The violence has to stop.

Antoinette Edwards, who retired a year ago as director of Portland’s Office of Youth Violence Intervention, also spoke.

“We need to be together,” she said. “I have 21 grandchildren. They deserve a better world than what we’re giving them. But no more of this. No more of this.”

“Picking up a brick and hurling it at a building is not a conversation. Throwing feces is not a conversation. It’s time to talk,” Aitchison said. “Much has been accomplished in the past 6 weeks if you stop and think about it. We need to sit down together and talk.”

Before taking a few questions, Turner spoke and said everyone is committed to making the changes that are needed — non-violently.

“Our community has had enough. Our business owners have had enough. Officers have had enough and Portland has had enough,” Turner said. “This is no longer about George Floyd. This is no longer about racial equity about racial justice. This is no longer about reform or the evolution of policing. This is about violence, rioting, destruction, chaos, anarchy.”

He said people are “ready, willing and more than able” to sit down and talk, then make the changes and reforms necessary.

“But we cannot do that when we are out every night, we are out with everyone that we have putting out fires, stopping violence, taking abuse, we cannot do that when we are busy doing those types of things. We are taking away valuable services from everybody in the community to be able to respond to these acts of violence and criminal activity every night.”

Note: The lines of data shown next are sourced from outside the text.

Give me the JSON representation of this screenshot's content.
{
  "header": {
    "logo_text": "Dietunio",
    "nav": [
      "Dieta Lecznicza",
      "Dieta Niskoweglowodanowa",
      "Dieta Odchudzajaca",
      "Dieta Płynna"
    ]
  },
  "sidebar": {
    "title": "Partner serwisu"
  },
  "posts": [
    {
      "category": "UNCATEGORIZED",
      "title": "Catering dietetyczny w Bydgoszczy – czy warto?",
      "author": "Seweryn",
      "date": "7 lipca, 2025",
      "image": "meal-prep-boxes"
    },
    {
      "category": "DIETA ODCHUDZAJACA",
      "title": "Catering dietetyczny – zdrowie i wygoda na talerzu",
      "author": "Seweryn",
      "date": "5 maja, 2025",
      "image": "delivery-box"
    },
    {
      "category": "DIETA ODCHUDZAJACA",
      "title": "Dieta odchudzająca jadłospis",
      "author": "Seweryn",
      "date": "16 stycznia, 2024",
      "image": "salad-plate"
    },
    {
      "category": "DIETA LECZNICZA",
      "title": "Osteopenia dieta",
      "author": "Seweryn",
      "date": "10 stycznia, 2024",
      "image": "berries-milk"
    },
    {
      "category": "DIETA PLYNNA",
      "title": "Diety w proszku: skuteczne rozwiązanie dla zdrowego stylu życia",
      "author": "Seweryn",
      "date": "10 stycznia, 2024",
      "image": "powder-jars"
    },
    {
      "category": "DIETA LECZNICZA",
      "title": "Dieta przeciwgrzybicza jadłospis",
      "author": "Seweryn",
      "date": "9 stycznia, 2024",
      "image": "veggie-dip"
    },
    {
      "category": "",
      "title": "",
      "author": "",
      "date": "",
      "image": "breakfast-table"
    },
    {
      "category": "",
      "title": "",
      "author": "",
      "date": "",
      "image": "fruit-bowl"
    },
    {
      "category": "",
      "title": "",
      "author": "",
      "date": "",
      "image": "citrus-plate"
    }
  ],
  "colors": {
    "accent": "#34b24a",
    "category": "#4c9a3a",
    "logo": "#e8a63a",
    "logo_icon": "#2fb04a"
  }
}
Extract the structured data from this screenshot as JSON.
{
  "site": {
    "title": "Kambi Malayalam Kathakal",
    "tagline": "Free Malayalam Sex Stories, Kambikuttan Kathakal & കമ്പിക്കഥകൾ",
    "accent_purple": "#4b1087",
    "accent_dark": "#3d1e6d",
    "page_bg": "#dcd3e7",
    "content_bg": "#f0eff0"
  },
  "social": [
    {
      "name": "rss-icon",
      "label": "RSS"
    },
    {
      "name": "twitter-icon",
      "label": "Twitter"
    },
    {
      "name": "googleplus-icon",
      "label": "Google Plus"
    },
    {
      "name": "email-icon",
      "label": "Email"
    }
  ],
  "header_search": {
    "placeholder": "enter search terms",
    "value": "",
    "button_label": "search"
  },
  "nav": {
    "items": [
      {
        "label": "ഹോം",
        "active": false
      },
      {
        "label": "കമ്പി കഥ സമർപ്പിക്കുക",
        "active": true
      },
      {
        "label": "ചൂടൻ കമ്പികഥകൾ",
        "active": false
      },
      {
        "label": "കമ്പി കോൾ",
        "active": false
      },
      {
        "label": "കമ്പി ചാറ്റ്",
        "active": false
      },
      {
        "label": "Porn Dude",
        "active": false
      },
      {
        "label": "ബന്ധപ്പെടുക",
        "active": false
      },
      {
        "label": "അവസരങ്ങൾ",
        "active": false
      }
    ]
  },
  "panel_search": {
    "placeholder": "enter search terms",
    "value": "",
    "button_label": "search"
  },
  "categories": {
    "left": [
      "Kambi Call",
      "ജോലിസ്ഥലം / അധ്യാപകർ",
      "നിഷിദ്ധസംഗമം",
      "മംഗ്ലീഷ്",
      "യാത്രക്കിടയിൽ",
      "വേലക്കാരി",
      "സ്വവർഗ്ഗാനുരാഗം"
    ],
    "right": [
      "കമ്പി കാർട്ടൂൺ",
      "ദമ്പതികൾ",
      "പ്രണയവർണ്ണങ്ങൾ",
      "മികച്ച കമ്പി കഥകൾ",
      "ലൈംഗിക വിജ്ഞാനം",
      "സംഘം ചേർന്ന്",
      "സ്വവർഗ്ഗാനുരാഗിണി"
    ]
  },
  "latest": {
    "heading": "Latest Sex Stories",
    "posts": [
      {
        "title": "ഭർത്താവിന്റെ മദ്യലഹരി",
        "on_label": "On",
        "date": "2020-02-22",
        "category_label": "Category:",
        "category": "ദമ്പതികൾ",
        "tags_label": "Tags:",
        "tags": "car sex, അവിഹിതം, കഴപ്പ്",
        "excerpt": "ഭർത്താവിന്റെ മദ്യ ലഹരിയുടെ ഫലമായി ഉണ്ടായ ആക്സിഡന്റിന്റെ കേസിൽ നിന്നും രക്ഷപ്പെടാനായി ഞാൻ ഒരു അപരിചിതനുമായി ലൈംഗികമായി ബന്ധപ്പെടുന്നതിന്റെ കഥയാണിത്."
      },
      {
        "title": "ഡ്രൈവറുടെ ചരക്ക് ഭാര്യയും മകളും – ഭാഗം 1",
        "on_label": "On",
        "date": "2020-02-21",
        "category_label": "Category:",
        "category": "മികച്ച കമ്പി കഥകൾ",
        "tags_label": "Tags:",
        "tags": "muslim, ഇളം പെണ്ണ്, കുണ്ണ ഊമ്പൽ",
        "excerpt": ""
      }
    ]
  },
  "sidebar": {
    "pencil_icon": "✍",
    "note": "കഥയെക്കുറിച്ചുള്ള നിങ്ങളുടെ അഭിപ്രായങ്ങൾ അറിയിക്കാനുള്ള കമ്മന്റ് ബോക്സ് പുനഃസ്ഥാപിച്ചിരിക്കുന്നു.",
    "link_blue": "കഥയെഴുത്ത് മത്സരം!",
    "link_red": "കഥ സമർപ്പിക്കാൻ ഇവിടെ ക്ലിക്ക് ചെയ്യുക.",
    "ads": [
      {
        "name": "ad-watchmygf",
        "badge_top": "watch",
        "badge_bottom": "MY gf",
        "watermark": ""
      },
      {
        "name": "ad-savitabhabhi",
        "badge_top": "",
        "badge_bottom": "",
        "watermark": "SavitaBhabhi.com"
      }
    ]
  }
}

Turner, who has been outspoken in recent days demanding the city’s elected leaders condemn the violence, looting and destruction, again made that same demand.

“We need to de-escalate the violence,” he said. “We need to de-escalate what’s going on.”

The Saturday night riot

Shortly before 11 p.m. Saturday PPB declared a riot at the Portland Police Association.A crowd of protesters had formed around the building.

A dumpster that was used as a roadblock on N. Lombard had been overturned and set on fire as well. Then, police said via Twitter, “People have broken into the Portland Police Association office and lit the building on fire.”

Protesters broke into the Portland Police Association building and set a small fire during a protest, July 18, 2020 (PPB)

The fire at the PPA building was put out a short time later, Portland police said on Twitter.

“As the crowd was dispersed, several people in the crowd were arrested and officers were able to extinguish the fire. Portland Police did not use any CS gas,” the bureau said in a statement early Sunday.

Earlier Sunday, President Donald Trump tweeted the federal agents “are trying to help Portland, not hurt it.”

At 8:42 a.m ET, Trump tweeted, “We are trying to help Portland, not hurt it. Their leadership has, for months, lost control of the anarchists and agitators. They are missing in action. We must protect Federal property, AND OUR PEOPLE. These were not merely protesters, these are the real deal!”

The administration has enlisted federal agents, including the U.S. Marshals Special Operations Group and an elite U.S. Customs and Border Protection team based on the U.S.-Mexico border, to protect federal property.

The Associated Press contributed to this report.